Серый подумал, что мог бы сейчас сломать ухватившую его руку. И настолько быстро, что Бригадир ничего бы не понял. Но лишь отвел взгляд от двери.
Дальнейшего Андрей не помнил. Выписка из общежития и сбор вещей к событиям не относились. Заберут ли в армию или оставят на осень, было без разницы. Говорили, весной призываться лучше – курс молодого бойца легче летом.
За отсутствием мыслей его и застал Головин. Выглядел он непривычно. О нем всегда можно было сказать, что выглядит он как-то не так, но в этот раз всклокоченность была не в рамках обычной шизофренической нормы. А главное – в пакете, который прижимал к груди аспирант, узнаваемо что-то звенело.

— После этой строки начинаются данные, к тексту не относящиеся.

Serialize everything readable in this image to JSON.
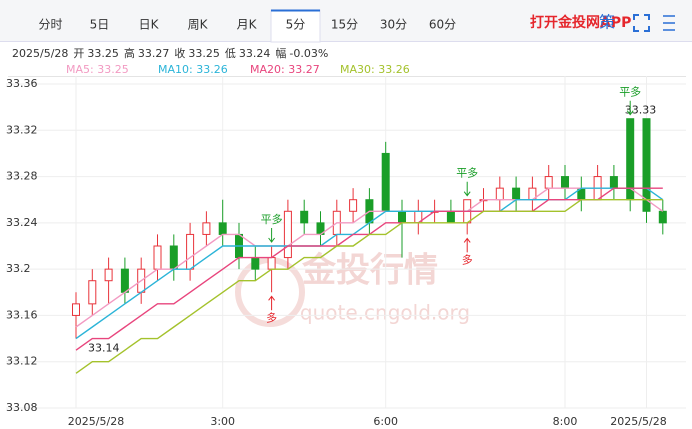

Общаться с ним желания не было. Но то, что последовало дальше, заинтриговало. Времени, потраченному Головиным от появления в дверях до налития первого стакана позавидовал бы любой алкаш. Андрей, как бывший пожарный, это оценил.
– Закуска-то есть? – напиваться вот так вот запросто среди бела дня не хотелось.
– А то, – Головин доставал из пакета консервы, хлеб, минералку, соки и несколько банок пива, выстраивая композицию возле початого литра. Чувствовалось, готовился основательно.
Андрей взял одну из банок. – Может, пива? – день был не по-весеннему жарким.
– Пиво без водки деньги на ветер… – махнул Головин.
Классика из подобных уст настораживала. Вопреки крылатости выражения никто из знакомых данной смесью не баловался. Последствия от коктейлей были еще свежи в памяти. Чем грозит более маргинальный состав, так сразу в голову не приходило. Анализировать, впрочем, что-либо было бессмысленно. Они чокнулись, и Андрей налег на закуску. Сюрпризы сюрпризами, а потребность в питании никто еще не отменял.
Через полчаса они уже разговаривали как близкие люди.
– …Какая армия?.. – Головин возбужденно ходил по комнате. – Ты знаешь, что там творится? …Нет, я уважаю армию, ты не думай. Там и правда мужиками становятся. В конце концов родину все должны защищать. Но сейчас не война. Ты учиться начал, базовый курс прошел. Пойдешь служить, через год ни одного предмета не вспомнишь.
Они заново хлопнули.
– У тебя мозги сейчас неустойчивы. Половина извилин заполнена, при первом ударе… об окоп или танк там какой-нибудь… все же вылетит. Да и псковских десантников вспомни… – закончил он неожиданно. – Элита армии, не пехота.
О псковских десантниках Андрей слышал. История была давняя, еще чеченских компаний. Двухтысячной колонне боевиков дали проход на местности, занятой войсками, вывели на одинокое подразделение и отказали в поддержке гибнущей десантуре. Теперь получалось, события, казавшиеся далекими, могли стать и его. Службы он не боялся, войны тоже. Но подстав не хотелось.
– А еще дедовщина, – не унимался Головин. – На войну не пошлют, старики достанут.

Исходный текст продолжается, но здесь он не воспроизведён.